Future Exploration: Custom Model Training Pipeline

Having successfully validated the hardware deployment and edge inference using a pre-trained model, my roadmap for the next phase of this project focuses on building a fully custom TinyML pipeline tailored for specific, real-world applications.

  • Execute the Full Custom Pipeline: I plan to return to the data annotation platform (Roboflow) and the cloud-based SenseCraft Model Assistant (SSCMA) to train my own datasets from scratch. Mastering this end-to-end process will give me complete control over what the AI can recognize.

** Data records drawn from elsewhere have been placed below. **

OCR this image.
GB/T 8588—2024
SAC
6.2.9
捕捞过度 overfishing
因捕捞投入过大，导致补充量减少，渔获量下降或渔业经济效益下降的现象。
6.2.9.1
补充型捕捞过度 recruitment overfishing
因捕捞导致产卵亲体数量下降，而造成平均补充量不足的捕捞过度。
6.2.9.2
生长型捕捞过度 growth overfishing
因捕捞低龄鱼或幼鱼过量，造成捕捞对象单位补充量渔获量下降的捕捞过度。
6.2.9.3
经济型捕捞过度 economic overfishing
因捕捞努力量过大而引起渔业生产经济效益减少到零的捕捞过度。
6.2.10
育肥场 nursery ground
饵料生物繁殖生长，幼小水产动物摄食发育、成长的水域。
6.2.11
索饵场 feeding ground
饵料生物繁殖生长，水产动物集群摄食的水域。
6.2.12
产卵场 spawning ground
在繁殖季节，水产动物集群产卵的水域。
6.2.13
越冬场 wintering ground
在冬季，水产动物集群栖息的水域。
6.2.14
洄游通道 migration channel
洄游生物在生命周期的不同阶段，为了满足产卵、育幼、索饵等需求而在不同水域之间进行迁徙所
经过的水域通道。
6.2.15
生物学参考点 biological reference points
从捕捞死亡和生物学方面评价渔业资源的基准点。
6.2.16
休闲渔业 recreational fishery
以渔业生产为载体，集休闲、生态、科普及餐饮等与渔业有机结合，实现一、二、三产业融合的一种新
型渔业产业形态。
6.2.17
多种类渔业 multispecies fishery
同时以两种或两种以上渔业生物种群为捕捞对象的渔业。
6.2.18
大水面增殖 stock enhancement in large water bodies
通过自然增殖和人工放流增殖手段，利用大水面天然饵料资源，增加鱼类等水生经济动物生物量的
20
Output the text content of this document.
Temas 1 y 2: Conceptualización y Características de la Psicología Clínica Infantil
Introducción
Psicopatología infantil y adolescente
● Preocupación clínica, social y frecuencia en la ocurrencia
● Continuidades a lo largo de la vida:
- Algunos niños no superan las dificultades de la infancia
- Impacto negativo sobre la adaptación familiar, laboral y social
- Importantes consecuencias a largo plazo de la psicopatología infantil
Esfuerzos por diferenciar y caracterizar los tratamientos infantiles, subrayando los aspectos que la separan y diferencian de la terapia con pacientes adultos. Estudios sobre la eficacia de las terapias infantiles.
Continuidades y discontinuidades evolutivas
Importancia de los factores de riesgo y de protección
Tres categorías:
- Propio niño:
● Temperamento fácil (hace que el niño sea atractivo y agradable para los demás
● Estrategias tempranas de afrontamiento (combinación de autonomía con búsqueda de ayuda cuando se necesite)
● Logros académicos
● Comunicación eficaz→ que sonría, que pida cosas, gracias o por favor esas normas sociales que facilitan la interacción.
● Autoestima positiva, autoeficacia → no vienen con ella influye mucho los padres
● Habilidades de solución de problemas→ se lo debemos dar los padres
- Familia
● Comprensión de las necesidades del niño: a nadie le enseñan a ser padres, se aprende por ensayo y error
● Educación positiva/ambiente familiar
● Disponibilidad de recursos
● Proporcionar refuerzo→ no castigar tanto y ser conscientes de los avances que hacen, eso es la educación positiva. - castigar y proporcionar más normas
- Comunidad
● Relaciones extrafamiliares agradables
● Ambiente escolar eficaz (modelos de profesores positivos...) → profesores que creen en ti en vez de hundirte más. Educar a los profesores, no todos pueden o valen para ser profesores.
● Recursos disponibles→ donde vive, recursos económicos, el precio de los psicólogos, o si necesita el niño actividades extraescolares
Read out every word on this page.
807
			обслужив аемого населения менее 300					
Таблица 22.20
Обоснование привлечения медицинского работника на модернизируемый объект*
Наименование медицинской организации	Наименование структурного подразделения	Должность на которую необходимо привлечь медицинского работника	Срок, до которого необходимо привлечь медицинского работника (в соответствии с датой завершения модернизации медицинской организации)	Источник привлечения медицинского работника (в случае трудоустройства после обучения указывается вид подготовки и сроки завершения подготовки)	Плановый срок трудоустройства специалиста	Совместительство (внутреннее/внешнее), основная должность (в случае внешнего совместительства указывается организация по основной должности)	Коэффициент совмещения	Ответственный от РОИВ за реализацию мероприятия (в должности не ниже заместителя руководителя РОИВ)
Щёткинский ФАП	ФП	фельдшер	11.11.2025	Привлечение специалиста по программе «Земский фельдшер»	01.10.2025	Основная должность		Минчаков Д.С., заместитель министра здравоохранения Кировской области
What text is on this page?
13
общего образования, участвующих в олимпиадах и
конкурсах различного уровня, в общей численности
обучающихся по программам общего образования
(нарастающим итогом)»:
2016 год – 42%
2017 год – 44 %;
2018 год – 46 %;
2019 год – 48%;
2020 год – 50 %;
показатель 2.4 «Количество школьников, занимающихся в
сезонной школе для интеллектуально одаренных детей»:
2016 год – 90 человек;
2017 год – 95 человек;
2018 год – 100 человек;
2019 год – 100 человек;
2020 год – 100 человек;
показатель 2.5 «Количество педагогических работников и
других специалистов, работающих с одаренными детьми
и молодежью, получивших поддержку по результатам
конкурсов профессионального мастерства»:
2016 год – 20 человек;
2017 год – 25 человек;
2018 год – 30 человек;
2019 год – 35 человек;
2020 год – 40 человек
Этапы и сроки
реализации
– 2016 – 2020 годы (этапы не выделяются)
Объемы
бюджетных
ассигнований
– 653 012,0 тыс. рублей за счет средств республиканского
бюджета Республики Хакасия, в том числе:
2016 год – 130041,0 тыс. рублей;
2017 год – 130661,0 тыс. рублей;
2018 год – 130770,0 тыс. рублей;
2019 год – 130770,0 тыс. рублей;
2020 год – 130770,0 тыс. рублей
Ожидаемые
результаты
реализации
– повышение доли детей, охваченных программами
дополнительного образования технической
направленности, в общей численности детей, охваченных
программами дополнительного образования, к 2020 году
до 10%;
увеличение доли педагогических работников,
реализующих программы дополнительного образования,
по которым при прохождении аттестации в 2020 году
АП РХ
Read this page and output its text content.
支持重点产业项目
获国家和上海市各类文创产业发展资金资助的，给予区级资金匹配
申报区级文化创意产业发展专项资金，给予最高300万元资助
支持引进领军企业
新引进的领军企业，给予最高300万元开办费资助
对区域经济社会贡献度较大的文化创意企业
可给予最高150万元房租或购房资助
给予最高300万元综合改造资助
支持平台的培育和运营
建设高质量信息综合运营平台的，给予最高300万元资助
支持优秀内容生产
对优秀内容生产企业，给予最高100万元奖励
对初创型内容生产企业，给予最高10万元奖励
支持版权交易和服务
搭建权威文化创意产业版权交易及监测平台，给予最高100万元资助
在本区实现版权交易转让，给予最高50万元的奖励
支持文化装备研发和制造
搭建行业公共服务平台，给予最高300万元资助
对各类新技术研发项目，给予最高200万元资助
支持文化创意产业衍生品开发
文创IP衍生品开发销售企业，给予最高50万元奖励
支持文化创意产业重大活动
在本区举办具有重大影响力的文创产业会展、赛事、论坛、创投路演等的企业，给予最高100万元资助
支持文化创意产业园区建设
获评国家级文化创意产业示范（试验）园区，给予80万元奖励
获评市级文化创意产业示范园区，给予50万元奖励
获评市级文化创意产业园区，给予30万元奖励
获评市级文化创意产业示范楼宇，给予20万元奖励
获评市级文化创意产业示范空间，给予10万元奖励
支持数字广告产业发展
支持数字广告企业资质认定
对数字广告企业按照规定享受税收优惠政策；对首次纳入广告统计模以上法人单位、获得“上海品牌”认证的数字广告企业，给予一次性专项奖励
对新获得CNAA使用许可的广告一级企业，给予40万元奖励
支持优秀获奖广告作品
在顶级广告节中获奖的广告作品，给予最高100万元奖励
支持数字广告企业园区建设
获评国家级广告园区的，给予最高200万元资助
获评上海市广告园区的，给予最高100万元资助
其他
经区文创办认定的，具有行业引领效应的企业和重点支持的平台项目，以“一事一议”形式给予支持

  • Transition to Industrial Scenarios: While recognizing hand gestures is an excellent proof-of-concept, I intend to apply this custom training pipeline to more complex, industrial-grade use cases. My future plan involves training models to recognize specific hardware components, detect manufacturing defects, or monitor occupancy and equipment status within smart building environments.

  • Integration with IoT: The final step will be to connect the XIAO microcontroller's output to a local network (e.g., via MQTT or LoRaWAN). Instead of just printing the detection results to a computer serial monitor, the edge device will autonomously trigger physical actions or send critical alerts across a broader smart system based on what it "sees".